The authoritarian Petain was genuinely concerned about the degenerate state (as he saw it) of La Belle France, for he announced a Revolution Nationale designed to regenerate the nation. Whatever his motivation, the result was a collaborationist regime that did everything the Germans asked of it, and more, including the rounding up of Jews and ‘undesirables’ for deportation and concerted efforts to destroy the increasingly active French Resistance.
Any notion of French autonomy was quickly exposed as a sham. German occupiers trampled on the Vichy government’s sensibilities whenever it suited them and their laws always took precedence. And in November 1942, after Allied forces landed in North Africa, Marshal Petain’s humiliation was complete. The Wehrmacht swiftly occupied the southern zone and – while the Vichy regime continued to enjoy nominal authority – any real power Petain once enjoyed was nullified. He became a sad political figurehead whose government would forever be disastrously tainted for collaborating so enthusiastically with Hitler and the Nazis.

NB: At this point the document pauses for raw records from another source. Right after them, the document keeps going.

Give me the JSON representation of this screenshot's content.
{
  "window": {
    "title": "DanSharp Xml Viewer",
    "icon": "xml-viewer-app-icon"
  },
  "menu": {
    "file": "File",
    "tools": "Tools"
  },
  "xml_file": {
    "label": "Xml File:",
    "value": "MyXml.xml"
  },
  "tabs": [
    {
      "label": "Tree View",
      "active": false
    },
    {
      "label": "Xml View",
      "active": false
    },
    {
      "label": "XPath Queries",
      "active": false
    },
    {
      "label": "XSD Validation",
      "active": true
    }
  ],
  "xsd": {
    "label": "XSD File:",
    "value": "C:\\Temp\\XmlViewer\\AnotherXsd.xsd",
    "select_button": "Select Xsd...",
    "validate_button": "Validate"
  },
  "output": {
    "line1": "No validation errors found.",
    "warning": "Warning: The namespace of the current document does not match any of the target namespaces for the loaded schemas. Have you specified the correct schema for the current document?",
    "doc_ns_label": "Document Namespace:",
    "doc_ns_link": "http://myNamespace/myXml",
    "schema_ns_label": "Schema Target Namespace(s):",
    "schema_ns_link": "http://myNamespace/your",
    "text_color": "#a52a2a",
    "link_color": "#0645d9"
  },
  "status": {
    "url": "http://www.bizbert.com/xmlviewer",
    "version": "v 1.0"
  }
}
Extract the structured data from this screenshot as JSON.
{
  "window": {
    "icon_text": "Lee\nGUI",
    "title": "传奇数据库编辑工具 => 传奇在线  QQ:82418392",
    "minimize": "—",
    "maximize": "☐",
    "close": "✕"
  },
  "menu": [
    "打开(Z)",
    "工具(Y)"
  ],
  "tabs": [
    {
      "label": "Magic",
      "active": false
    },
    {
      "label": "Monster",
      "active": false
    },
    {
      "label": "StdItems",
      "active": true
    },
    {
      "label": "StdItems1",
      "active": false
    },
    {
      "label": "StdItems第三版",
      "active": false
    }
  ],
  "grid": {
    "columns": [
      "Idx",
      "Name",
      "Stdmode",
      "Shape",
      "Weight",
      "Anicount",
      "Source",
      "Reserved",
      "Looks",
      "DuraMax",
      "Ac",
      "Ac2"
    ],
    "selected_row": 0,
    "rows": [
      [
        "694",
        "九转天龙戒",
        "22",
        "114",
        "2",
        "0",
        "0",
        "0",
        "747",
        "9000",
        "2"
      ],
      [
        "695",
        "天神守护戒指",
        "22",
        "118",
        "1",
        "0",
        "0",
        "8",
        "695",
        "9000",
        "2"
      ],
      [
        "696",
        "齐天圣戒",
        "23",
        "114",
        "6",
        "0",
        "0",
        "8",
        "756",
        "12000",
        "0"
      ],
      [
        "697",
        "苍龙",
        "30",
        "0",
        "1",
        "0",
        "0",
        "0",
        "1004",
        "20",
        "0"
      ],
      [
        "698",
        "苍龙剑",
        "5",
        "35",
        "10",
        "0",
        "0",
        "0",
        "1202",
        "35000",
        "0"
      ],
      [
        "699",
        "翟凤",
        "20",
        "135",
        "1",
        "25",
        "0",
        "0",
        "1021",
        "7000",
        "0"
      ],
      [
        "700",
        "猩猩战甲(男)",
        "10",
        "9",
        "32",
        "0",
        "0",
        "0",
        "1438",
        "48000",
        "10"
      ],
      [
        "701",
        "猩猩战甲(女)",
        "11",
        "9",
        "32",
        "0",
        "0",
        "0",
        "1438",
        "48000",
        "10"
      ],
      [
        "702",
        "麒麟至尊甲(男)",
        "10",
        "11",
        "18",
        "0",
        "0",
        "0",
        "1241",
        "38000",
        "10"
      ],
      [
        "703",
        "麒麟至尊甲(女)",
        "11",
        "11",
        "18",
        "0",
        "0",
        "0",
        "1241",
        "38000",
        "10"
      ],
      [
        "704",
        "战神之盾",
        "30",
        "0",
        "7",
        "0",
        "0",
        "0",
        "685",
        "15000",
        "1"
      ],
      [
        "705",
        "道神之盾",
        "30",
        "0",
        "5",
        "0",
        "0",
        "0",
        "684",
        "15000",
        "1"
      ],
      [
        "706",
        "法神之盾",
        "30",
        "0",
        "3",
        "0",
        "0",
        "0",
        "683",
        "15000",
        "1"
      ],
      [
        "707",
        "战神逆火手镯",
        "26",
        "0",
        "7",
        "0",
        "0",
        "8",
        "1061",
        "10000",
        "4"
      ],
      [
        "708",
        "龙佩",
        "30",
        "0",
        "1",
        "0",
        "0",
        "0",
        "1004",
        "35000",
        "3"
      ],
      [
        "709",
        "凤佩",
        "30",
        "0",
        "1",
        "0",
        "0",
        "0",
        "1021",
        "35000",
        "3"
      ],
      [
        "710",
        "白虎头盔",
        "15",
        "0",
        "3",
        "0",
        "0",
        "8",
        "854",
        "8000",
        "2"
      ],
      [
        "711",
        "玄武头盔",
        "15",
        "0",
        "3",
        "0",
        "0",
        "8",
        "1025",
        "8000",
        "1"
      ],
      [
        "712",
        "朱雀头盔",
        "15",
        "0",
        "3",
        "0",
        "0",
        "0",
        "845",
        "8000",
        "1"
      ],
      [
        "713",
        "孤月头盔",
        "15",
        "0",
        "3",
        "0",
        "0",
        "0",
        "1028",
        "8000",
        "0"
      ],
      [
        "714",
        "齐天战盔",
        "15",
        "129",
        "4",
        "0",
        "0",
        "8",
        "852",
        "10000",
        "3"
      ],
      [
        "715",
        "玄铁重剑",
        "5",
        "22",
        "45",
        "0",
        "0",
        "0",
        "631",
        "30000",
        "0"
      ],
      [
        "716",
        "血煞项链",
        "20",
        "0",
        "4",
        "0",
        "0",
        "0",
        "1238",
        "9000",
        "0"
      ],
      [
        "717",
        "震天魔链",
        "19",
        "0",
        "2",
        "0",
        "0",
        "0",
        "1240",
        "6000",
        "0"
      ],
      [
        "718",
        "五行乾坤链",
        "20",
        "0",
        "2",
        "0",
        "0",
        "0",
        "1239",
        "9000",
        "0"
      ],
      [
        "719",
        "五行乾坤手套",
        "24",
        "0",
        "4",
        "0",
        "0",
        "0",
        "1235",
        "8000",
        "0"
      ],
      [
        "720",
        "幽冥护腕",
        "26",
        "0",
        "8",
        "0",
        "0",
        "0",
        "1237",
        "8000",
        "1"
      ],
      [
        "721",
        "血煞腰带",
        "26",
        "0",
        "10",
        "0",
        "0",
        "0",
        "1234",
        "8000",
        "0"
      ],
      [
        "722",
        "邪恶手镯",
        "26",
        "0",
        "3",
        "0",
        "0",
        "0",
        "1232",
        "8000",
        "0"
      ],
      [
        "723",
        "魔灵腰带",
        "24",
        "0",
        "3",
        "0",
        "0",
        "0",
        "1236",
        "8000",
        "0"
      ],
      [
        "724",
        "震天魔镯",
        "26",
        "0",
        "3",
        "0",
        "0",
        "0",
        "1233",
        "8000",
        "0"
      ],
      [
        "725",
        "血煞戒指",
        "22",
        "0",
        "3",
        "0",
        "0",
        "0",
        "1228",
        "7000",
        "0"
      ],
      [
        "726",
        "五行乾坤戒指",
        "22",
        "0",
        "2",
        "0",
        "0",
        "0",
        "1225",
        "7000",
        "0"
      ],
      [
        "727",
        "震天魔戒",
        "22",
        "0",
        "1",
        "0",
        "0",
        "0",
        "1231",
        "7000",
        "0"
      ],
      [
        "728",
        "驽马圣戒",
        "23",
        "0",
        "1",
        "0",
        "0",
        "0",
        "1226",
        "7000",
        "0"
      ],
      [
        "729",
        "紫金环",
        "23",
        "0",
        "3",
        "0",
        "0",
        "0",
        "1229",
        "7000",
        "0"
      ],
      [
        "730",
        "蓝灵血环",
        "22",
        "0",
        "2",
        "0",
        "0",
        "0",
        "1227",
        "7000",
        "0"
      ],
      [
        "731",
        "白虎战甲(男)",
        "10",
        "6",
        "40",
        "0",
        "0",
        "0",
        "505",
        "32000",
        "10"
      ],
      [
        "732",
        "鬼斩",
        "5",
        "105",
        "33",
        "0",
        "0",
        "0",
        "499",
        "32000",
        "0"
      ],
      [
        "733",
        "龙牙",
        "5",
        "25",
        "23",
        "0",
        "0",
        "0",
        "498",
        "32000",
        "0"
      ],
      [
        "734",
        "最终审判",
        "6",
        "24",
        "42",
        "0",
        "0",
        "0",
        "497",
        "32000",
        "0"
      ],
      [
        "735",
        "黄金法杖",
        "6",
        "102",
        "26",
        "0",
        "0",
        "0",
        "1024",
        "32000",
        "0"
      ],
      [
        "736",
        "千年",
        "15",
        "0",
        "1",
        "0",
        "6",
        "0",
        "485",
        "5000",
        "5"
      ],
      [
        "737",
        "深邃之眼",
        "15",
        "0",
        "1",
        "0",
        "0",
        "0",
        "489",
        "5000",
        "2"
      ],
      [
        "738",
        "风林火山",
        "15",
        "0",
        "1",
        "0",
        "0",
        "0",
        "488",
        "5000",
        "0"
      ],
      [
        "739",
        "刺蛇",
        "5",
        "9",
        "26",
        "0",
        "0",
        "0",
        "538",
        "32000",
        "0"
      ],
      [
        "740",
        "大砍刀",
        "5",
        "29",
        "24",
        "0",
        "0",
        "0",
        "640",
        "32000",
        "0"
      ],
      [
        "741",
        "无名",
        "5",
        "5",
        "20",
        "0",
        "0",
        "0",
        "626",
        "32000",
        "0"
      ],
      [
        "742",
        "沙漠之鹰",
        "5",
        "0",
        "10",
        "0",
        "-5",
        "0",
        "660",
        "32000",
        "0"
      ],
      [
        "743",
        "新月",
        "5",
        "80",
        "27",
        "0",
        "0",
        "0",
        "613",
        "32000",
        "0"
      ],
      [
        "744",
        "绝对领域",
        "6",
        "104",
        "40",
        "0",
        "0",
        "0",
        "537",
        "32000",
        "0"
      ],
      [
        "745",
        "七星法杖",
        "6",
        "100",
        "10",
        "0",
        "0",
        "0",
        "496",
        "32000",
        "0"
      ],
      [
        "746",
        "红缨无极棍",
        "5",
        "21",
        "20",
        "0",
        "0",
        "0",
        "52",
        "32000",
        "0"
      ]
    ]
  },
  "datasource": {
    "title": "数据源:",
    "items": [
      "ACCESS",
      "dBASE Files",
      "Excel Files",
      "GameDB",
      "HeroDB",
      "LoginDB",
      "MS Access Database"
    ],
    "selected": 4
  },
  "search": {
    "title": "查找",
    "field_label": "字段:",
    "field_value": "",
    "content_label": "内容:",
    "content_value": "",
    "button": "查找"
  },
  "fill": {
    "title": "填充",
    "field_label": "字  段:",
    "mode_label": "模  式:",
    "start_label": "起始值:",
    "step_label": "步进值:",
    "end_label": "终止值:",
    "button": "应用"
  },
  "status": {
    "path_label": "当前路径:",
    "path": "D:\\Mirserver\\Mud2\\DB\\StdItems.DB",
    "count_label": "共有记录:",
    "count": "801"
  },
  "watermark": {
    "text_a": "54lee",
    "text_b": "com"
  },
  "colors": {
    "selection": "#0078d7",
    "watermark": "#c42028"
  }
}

Toll: Petain’s damaging political legacy was international perception that France had collaborated with the Germans rather than suffer the sort of harsh oppression experienced by most occupied countries. Subsequent claims that the Vichy government was an illegal administration run by traitors was an attempt to neutralize that view by blaming Petain and his cronies rather than the nation that voted him in. It didn’t work. When French support for the USA’s Second Gulf War in 2003 was lukewarm, hawkish American commentators were quick to call the French ‘cheese-eating surrender monkeys’.
You should know: General Charles de Gaulle, France’s first postwar president, commuted Plain’s death sentence to life imprisonment on the grounds of his advanced age and outstanding service to France in world war l. He was imprisoned on an island off the French coast, became completely senile and died in 1951, aged 95.